VerkehrStraßenverkehr

Das Radfahrerfangnetz an der Ramingobrücke

Das Neue Universum • 1898

Zu den gefährlichsten Stellen, welche der Radfahrer auf Touren zu passieren hat, gehören alle die Fälle, in denen eine stark abfallende Chaussee mitten im Gefälle oder am Ende desselben eine scharfe Kurve macht. Das in schnellster Bewegung befindliche Rad lässt sich alsdann nur mit Aufbietung großer Geistesgegenwart und Berechnung ungefährdet durch die Kurve bringen, und nur zu oft gibt es an solchen Stellen unfreiwillige und gefährliche Trennungen des Reiters von seinem Rade. Befindet sich dann vollends neben der Kurve noch ein Abhang, ein Gewässer und dergleichen, so ist das Passieren solcher Stellen in schnellem Tempo – und ein langsames verbietet sich bei stark abschüssigen Wegen mitunter von selbst – in hohem Grade lebensgefährlich.

Eine solche Straßenstelle von dunklem Ruf befindet sich auf der schönen, von Radfahrern in allen Jahren viel­benutzten Straße zwischen Nizza und Menton. An der tiefsten Stelle einer langen Chaussee­strecke von starkem Gefälle (8 m auf 100 m Länge) führt uns die Brücke von Ramingo über eine Schlucht von 16 m Tiefe, und da die Straße sich hüben und drüben fast in derselben Richtung am Abhang des Tales hinauf- bzw. hinabzieht, so bildet die Brücke mit jeder Flanke des Weges einen rechten Winkel. Jeder Radfahrer, der eins von diesen Gefällen hinabfährt, ohne den Lauf seines Rades durch die Bremse genau regulieren zu können, kommt mit einer derartigen Geschwindigkeit an der zur Brücke führenden Kurve an, dass der Sturz über das Geländer in den Abgrund fast die unausbleibliche Folge davon ist. Selbst Fuhrwerke, deren Kutscher in dem steilen Gefälle die Herrschaft über ihre Pferde verlieren, fallen mit ihren Insassen in großer Zahl dieser gefährlichen Straßenstelle zum Opfer. Im Laufe von drei Jahren sind trotz den auf beiden Seiten aufgestellten Warnungs­tafeln mehr als hundert Personen – und unter ihnen zwanzig Radfahrer – in die Schlucht hinabgestürzt; fast alle wurden schwer verwundet, mehrere auf der Stelle getötet.

Auf die Verwendung und unter Mithilfe des französischen Touren­clubs hat nun endlich die Straßenbauverwaltung diesem gefährlichen Zustand ein Ende gemacht.
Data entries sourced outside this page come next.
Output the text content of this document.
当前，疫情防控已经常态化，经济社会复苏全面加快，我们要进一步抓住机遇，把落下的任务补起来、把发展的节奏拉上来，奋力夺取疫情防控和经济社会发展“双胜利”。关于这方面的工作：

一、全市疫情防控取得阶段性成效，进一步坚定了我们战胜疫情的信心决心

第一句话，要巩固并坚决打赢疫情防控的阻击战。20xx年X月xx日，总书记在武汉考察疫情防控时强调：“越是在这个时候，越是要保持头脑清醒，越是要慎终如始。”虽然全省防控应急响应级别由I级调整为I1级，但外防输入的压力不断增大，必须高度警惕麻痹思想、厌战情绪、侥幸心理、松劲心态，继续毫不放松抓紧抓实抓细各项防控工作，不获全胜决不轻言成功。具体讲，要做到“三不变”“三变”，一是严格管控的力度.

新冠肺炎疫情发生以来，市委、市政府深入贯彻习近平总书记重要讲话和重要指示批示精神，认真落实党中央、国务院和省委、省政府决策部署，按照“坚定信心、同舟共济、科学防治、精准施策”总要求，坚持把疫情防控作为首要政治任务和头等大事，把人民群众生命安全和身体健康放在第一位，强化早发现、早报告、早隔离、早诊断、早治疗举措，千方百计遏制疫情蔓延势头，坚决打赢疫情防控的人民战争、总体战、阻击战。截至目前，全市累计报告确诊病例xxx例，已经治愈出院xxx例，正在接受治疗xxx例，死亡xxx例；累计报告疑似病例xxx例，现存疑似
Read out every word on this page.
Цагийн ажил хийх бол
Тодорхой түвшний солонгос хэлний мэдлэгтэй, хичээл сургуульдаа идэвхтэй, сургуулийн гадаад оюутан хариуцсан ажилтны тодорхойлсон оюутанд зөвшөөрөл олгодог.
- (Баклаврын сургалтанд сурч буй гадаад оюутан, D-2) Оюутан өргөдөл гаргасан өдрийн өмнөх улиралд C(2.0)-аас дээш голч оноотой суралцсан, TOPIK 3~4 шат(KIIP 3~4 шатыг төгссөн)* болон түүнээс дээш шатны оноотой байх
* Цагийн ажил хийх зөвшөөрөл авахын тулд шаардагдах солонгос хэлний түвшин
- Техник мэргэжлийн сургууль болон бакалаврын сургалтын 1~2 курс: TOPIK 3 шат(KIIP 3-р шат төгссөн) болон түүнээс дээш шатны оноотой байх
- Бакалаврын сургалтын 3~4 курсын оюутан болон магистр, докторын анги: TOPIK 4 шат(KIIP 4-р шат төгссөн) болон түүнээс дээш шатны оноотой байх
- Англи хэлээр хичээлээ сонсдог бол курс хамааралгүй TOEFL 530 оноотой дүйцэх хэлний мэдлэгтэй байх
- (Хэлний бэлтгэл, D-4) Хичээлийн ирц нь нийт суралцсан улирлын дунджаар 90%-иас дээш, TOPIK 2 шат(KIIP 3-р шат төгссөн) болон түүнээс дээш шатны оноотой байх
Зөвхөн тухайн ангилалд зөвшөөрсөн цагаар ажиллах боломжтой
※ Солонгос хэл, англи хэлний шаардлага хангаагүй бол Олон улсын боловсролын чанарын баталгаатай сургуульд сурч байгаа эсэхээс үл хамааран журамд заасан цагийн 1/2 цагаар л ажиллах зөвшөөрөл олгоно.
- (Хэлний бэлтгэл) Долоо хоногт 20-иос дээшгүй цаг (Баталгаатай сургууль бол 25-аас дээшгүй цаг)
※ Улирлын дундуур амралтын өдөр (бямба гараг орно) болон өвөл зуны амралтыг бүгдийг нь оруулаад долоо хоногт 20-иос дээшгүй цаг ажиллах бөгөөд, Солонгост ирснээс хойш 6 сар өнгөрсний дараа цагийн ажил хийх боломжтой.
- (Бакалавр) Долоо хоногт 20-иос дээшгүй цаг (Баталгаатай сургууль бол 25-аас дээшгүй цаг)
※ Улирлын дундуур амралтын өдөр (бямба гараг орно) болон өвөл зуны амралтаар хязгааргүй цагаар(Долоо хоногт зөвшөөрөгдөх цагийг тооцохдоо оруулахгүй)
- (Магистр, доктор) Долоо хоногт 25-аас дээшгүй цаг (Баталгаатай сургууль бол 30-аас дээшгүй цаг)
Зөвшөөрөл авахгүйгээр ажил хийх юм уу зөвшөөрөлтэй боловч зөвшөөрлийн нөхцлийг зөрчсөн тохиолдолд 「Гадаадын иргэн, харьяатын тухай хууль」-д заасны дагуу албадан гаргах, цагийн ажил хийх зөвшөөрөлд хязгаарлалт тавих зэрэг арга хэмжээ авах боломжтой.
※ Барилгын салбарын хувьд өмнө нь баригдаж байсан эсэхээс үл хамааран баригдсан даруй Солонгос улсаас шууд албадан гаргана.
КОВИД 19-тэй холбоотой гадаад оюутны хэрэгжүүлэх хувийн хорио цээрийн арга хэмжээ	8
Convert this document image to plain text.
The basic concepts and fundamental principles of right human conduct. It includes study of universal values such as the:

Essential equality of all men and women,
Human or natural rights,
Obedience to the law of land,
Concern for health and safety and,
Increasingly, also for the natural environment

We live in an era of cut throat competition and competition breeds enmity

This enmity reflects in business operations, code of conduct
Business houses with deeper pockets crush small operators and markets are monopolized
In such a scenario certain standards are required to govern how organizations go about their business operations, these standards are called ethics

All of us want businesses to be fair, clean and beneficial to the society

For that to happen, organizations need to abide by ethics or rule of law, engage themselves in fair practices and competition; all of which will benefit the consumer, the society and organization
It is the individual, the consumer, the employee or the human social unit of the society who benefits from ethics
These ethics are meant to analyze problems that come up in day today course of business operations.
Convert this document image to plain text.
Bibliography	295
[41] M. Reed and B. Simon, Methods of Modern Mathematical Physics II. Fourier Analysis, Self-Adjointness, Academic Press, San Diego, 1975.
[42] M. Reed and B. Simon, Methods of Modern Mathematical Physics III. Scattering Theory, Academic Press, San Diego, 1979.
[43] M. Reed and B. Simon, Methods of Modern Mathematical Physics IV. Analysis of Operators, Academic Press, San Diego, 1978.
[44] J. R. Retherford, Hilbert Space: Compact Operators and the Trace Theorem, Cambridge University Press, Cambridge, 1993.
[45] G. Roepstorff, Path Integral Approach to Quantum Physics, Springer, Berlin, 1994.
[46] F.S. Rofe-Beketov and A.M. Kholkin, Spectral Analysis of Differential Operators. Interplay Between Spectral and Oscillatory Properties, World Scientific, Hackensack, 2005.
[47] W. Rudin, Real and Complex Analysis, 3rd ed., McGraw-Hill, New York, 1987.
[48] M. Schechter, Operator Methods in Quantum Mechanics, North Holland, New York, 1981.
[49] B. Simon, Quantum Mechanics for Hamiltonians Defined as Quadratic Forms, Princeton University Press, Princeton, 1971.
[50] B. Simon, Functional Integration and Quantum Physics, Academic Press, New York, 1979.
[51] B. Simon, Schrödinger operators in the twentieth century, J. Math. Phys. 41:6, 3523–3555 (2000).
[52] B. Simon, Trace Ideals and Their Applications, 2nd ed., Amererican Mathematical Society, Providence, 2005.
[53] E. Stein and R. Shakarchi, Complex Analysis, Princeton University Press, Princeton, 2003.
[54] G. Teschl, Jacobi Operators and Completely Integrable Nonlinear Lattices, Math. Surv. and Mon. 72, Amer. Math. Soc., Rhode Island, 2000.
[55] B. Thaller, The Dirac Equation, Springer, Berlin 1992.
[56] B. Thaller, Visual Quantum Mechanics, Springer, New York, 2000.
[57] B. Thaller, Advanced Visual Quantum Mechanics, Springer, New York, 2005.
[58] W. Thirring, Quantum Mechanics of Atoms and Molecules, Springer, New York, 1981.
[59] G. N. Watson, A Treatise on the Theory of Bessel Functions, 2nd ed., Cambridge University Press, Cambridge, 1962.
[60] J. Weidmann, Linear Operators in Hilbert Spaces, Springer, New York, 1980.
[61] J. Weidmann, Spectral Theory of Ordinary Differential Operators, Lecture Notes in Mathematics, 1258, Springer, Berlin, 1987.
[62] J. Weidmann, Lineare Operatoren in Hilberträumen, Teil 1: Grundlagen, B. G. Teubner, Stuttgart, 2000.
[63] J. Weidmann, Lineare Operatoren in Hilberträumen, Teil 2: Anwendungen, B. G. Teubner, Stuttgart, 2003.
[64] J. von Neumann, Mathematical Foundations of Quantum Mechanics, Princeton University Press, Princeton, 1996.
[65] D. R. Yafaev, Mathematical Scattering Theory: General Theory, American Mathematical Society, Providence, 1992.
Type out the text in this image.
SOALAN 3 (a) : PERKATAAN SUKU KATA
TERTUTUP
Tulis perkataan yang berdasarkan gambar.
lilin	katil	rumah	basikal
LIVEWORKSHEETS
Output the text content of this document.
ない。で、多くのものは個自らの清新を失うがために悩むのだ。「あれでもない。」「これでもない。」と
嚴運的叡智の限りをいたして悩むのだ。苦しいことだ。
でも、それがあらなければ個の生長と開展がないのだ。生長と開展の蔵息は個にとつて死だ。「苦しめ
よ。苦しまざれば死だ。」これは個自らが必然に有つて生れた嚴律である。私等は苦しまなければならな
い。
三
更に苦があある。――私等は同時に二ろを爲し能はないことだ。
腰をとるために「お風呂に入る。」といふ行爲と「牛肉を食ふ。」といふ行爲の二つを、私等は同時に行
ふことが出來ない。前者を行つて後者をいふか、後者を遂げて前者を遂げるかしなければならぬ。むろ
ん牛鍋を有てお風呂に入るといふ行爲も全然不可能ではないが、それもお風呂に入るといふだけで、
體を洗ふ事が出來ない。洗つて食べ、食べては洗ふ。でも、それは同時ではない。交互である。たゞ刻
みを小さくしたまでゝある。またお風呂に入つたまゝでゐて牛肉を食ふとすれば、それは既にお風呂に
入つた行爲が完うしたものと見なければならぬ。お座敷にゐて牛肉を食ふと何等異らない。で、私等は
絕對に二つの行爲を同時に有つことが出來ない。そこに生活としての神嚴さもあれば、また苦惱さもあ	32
Schutznetz an der RamingobrückeDas Schutznetz an der Ramingobrücke. Das in unserer Abbildung wiedergegebene Fang- und Schutznetz neben dem außenseitigen Brückengeländer, wohin die Zentrifugalkraft die herab­kommenden Fuhrwerke treibt, hat in der kurzen Zeit seines Bestehens schon manchem in Todesgefahr schwebenden Radler gute Dienste geleistet. Mit verhältnismäßig geringen Kosten wurde das in unserer Abbildung deutlich erkennbare Netz aus starken Eisendrähten hergestellt und auf kräftigen, in das Mauerwerk der Brücke eingelassenen Konsolen angebracht. Die Länge des Schutznetzes beträgt 16 m, die Breite 1,3 m und die Höhe des aufgebogenen Randes 1 m. Die Festigkeit ist hinreichend, um selbst das Gewicht und den Anprall zweier Pferde, welche durch die Zentrifugalkraft über den Rand der Brücke geschleudert werden, aufzufangen.

Am 5. April 1897 war das Schutznetz fertig. Vier Tage später verlor ein Radfahrer auf dem Gefälle der Chaussee die Herrschaft über seine Maschine, prallte gegen das Brückengeländer und wurde unversehrt vom Netz aufgefangen, während das Rad zerbrach. Im Laufe von zwei Monaten ereigneten sich fünf weitere Fälle des Sturzes von Radfahrern oder Wageninsassen, die sämtlich ohne Verletzungen vom Netze aufgefangen wurden.

Es wäre besonders in Hinsicht auf den starken Verkehr von Radfahrern auf allen Straßen unseres Vaterlandes von großem Nutzen, wenn auch bei uns an gefährlichen Wegstellen solche Schutznetze eingeführt würden.